Two sides of common good in Clydesdale
An issue with damp in Lanark’s Tolbooth is set to be sorted thanks to the town’s Common Good fund.
South Lanarkshire Council has arranged for remedial works to be carried out as part of its “proactive approach to maintenance”.
Jackie Taylor, head of finance strategy, told the finance and corporate committee last Wednesday that £10,180 of repairs would be needed to fix the issues. It will be covered by the Common Good’s annual repairs and maintenance budget.
Ms Taylor said: “Tolbooth is one of the assets which sits within Common Good.
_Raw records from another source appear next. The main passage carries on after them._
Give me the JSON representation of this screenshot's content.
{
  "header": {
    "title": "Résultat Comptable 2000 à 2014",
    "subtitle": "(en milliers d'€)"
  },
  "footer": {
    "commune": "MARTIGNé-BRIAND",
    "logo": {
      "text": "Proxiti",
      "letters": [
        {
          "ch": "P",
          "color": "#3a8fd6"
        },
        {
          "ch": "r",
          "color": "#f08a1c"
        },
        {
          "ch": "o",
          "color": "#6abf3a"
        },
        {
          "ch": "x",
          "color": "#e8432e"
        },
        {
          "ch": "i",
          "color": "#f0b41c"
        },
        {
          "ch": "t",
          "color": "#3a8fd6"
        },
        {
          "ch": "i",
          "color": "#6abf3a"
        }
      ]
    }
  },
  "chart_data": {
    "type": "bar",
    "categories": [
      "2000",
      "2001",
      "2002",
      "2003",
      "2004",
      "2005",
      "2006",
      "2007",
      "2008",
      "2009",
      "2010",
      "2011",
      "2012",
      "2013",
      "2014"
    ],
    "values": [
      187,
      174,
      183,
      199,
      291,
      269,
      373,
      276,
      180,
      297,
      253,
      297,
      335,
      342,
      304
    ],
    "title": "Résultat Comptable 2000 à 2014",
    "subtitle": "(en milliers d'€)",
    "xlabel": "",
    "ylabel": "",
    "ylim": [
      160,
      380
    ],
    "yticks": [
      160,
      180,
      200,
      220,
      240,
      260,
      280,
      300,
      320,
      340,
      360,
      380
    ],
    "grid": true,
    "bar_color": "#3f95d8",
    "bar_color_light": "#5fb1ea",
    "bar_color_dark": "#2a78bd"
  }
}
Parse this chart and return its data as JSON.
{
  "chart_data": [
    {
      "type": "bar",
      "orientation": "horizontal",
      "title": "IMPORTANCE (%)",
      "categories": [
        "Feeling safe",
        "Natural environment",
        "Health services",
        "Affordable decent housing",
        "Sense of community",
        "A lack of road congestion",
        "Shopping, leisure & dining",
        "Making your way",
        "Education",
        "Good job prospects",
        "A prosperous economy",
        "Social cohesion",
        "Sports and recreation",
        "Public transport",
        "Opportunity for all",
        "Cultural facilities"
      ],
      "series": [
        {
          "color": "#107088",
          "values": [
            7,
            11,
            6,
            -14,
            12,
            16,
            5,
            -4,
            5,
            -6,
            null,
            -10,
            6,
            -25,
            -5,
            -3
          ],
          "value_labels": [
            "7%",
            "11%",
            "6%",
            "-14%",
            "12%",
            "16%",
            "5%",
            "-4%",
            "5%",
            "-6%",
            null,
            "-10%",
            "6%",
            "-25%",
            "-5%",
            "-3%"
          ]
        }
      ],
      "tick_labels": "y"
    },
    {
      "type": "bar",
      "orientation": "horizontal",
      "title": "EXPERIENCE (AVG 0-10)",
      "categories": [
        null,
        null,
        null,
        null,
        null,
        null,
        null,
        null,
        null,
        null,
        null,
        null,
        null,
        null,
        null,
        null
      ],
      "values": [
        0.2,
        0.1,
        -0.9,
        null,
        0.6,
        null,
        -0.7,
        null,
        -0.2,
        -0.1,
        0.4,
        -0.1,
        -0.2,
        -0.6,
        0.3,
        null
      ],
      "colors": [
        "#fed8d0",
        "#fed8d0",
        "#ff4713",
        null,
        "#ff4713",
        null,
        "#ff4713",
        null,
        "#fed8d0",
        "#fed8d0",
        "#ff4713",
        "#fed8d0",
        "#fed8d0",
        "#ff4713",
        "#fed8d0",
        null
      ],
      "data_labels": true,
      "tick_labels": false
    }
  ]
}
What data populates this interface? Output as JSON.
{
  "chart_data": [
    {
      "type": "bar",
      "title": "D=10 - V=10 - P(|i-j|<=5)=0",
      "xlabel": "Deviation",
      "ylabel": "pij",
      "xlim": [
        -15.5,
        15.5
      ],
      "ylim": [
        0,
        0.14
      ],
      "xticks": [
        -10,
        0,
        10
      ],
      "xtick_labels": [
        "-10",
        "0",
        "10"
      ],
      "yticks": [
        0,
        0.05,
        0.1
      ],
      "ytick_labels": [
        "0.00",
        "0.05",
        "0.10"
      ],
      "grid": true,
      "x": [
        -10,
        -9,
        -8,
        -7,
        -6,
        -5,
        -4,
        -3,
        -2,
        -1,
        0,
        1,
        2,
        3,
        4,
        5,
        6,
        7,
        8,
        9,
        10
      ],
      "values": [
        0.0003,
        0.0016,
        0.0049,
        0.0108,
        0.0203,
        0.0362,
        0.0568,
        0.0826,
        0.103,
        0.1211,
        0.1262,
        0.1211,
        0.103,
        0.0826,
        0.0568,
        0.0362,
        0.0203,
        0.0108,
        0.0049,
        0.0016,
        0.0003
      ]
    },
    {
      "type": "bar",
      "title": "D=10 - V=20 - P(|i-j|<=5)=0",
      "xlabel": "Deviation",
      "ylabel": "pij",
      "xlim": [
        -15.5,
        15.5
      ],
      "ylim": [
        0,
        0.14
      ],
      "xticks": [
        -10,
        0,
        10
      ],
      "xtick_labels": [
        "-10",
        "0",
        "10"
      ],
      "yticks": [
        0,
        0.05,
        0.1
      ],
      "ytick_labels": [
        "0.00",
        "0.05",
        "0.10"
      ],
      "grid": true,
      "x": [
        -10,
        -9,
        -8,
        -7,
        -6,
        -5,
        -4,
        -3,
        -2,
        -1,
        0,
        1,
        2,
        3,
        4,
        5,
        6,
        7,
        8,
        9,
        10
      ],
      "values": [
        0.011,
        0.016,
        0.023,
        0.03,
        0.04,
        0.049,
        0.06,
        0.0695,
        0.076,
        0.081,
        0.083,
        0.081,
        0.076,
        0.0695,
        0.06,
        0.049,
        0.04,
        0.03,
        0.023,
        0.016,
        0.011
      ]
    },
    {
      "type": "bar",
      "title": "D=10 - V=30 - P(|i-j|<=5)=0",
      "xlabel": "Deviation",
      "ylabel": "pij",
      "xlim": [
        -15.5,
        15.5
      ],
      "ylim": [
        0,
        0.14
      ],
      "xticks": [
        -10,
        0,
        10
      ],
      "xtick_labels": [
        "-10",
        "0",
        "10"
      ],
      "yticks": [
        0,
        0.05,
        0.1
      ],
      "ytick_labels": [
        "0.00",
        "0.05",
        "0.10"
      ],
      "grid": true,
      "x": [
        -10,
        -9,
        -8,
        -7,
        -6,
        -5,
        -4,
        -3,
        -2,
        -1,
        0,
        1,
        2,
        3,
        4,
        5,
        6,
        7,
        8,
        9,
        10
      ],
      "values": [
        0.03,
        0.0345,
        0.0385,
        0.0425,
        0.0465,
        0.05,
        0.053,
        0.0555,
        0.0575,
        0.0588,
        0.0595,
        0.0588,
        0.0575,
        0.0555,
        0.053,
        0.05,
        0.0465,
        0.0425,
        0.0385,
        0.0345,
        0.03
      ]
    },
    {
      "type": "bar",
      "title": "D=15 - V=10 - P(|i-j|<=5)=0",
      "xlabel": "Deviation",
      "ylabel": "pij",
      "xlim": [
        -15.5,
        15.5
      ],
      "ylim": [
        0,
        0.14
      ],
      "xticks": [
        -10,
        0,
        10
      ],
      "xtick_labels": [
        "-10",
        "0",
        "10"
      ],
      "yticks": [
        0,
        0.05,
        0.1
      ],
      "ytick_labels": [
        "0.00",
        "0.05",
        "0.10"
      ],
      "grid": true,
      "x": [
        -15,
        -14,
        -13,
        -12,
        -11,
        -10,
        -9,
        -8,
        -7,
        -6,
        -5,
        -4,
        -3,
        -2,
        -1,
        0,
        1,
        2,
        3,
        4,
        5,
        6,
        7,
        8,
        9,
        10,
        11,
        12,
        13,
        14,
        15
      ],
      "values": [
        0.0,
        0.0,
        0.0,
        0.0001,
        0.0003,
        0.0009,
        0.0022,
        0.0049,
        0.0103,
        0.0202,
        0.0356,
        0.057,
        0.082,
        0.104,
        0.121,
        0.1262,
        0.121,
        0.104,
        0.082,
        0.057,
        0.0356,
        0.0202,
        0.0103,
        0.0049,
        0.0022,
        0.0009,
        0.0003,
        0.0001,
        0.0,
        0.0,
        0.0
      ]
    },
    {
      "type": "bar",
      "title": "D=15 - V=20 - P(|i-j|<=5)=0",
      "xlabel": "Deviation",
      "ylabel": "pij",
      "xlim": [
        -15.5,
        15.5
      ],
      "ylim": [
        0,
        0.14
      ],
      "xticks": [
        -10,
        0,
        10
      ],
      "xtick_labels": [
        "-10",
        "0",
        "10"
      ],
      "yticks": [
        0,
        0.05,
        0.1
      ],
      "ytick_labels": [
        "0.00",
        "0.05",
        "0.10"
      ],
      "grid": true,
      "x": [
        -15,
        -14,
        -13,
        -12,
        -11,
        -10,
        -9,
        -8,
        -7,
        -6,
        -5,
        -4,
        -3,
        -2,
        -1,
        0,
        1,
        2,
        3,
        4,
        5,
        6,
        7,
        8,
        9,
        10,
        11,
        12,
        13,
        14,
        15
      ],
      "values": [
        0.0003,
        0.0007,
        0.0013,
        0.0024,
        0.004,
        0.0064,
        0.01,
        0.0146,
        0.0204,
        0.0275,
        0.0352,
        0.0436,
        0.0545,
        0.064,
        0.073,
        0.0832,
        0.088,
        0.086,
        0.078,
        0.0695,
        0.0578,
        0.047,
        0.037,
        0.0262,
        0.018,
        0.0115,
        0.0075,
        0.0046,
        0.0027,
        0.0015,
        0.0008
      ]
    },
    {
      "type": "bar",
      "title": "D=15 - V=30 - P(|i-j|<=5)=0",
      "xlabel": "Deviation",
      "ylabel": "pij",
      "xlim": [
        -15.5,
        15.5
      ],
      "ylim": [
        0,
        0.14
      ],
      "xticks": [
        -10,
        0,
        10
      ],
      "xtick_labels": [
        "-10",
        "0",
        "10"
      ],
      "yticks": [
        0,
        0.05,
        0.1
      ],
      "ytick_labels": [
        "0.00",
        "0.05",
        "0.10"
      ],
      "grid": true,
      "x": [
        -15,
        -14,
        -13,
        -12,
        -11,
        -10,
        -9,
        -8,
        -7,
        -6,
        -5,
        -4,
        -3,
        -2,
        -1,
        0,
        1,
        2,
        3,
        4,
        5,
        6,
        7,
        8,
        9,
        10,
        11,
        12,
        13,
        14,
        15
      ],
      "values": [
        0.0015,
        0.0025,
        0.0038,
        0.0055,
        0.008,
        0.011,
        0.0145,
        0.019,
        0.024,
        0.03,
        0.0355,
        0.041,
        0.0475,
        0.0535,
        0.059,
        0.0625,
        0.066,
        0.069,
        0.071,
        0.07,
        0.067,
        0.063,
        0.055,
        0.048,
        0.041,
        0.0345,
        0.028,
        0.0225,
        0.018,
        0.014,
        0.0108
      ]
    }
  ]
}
The council, as owners of that building, has a responsibility to maintain the property and the estimated cost of works is just over £10,000.
“That will be funded from the £15,000 allocation that sits in Common Good for maintenance in 2021-22.”
Ms Taylor also gave the committee an update on the Common Good project at Lanark Loch.
Changes to the original scope of the works were required, which included a change to the repair method of the damaged scour valve and due to unforeseen ground conditions, the contractor was required to change the retaining wall design.
She added: “The Lanark Loch project has been under way for a period of time around paths and around the loch itself. A budget has been set aside within Common Good for this and approved by committee.
“We are now finished the works and the final costs are being assessed however, I’m pleased to say it is well within the budget that was approved by committee.”
Meanwhile, almost a quarter of Biggar Common Good funds are to be spent on street lights for a single path … because South Lanarkshire Council can’t afford it.
Councillors have agreed to use £8000 on lights for a walkway between Campsie’s Garage on Coulter Road and the Boghall Estate.
Clydesdale East councillor Eric Holford was “very concerned” the Common Good funds were being depleted, despite a council-commissioned report stressing the need for street lights.
The council’s finance and corporate resources committee was told that the path was “not an area they would prioritise” for street lighting but that it was an “absolutely appropriate” use of Common Good funds.
Jackie Taylor, head of finance strategy, said: “We had a request for funding for a project around lighting on a path between Campsie’s Garage on Coulter Road and the Boghall Estate.
“We consulted with local members and the community council who undertook its own consultation. The response was positive.
“There is £33,000 currently in the Biggar Common Good fund and there are no assets to maintain.”
Cllr Holford revealed that an application for a grant of renewable energy funding from the Clyde Wind Farm was rejected on the basis that street lighting should be a council obligation.
He added: “The wind farm is not there to replace the council’s obligation to provide street lighting. I’m very concerned this is going ahead.
“A dark path with quite steep steps – to not provide lighting for them seems to me to be entirely remiss. How that can’t be a priority just beggars belief.”